# Solve this two equations with two unkown of different degrees

1. Nov 30, 2007

### racer

Hello there

Anyone who can solve this problem is to me a genius in math.

X^2 + Y^2 = 25
X^3 + Y^3 = 91

Find X and Y
I know that X or Y will be 3 or 4 but I don't know how to solve that equation.

thanks

2. Nov 30, 2007

### Xevarion

Let $$x+y = A$$ and $$xy = B$$. Then
$$A^2 - 2B = 25$$
$$A^3 - 3AB = 91$$
$$AB = 25A - 91$$
$$B = 25 - \frac{91}{A}$$
$$A^2 + \frac{192}{A} - 50 = 25$$
$$A^3 - 75A + 192 = 0$$
You already observed that $A=7$ is a solution, which helps us factor this.
$$(A - 7)(A^2 + 7A - 26) = 0$$
Now we can use the quadratic formula to do the last bit. The possibilities are
$$A = 7, \frac{-7 \pm 3\sqrt{17}}{2}$$

I don't really want to find the values of $x$ and $y$ that give the other two roots. But if you want to do it, just plug in to find $B$, and then you have values for X + Y and XY, so you can solve for X in terms of Y, plug in to the other equation, and solve for Y (it will be a quadratic).

Doing it for 7 would be like:
A = 7
So B = 25 - 91/7 = 25 - 13 = 12.
We have X + Y = 7 and XY = 12. Then X = 7 - Y, so (7-Y)Y = 12, or Y^2 - 7Y + 12 = 0, or (Y-3)(Y-4) = 0. Then Y = 3 or Y = 4, and that gives X = 4 or X = 3.

There may be a simpler way than what I did, but basically you're going to have to do a lot of algebraic manipulation no matter what.

3. Nov 30, 2007

### Feldoh

$$x^2 + y^2 = 25$$
$$y = \sqrt{25-x^2}$$ and $$y = -\sqrt{25-x^2}$$

Can you go from there?

4. Dec 1, 2007

### racer

Xevarion

Feldoh

I don't think so, I tried but usually it ends up 25 = 25 :D

5. Dec 1, 2007

### Feldoh

Xevarion's way is better however mine still works. You seem to be using the solutions of y I found to solve

$$y^2+x^2=25$$

Which will give you 25=25

6. Dec 1, 2007

### racer

Feldoh

Yeah, I've used the solutions of y you found.

7. Dec 1, 2007

### Xevarion

You can put it into the other equation. However I didn't do this way because then you get a very high degree equation with X. Even knowing the solutions X=3 and X=4 might leave it pretty hard to factor. But Feldoh's method probably can still work. (I'm just too lazy to try it :P)
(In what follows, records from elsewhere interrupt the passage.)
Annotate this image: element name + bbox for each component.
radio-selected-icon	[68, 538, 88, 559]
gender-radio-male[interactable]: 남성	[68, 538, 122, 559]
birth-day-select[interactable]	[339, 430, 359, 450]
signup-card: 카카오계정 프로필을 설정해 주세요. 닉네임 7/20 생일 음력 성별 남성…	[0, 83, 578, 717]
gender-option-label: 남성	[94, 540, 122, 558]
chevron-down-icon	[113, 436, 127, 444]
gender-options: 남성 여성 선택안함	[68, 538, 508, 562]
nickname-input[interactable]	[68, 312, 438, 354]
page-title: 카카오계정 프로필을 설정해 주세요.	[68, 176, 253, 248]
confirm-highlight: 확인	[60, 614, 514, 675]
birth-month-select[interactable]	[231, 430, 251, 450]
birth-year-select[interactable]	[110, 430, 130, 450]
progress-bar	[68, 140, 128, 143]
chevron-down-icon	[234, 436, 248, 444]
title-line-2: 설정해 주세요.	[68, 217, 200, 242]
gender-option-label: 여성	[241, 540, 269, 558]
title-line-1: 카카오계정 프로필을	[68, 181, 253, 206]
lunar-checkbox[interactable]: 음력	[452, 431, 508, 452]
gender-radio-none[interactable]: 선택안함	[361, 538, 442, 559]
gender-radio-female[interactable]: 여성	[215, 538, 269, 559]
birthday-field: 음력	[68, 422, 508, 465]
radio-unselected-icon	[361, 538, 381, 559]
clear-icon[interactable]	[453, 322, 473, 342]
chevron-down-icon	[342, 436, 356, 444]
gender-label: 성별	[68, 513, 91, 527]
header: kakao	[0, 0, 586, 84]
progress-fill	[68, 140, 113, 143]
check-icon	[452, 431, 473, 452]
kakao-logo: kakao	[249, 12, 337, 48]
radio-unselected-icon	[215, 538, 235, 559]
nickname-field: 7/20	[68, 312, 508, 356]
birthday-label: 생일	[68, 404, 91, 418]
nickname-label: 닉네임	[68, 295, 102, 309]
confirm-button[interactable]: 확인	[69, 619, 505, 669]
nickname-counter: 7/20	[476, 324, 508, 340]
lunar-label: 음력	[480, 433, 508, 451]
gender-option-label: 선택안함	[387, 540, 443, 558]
The reason I introduced A and B was so that you can solve for things twice, which means each time the degree is smaller (3 for A and 2 for X, if you recall).

8. Dec 1, 2007

### Feldoh

Sorry to be offtopic but Xevarion do you post on the AOPS forums?

9. Dec 2, 2007

### racer

Xevarion

you wrote 192 instead of 182 but you apparently
calculated it using 182 because you wouldn't get that answer if did 192.

Your answer really taught me something, it is that math is not superficial science where someone just replace uknowns with their values but it is knowing things from every side and angle.

I am very impressed, do you have a B.S in math?

I think it works but the answer would be so long.

10. Dec 2, 2007

### arildno

One might wonder how Xevarion pulled that one out of his hat.
I suspect he essentially thought of the polynomial factorization:
$$x^{3}+y^{3}=(x+y)(x^{2}-xy+y^{2})$$
Thus, using x+y and xy as new variables is a quite natural choice.

Perhaps he had a different first idea..

11. Dec 2, 2007

### Xevarion

It's essentially the same as what I did. The factorizations of $$x^n + y^n$$ and $$x^n - y^n$$ are very useful.

racer: hehe, thanks. Actually my university gives an AB degree for math (what's called BA elsewhere maybe). And I'll have it in a year and a half, if all goes well. ;-)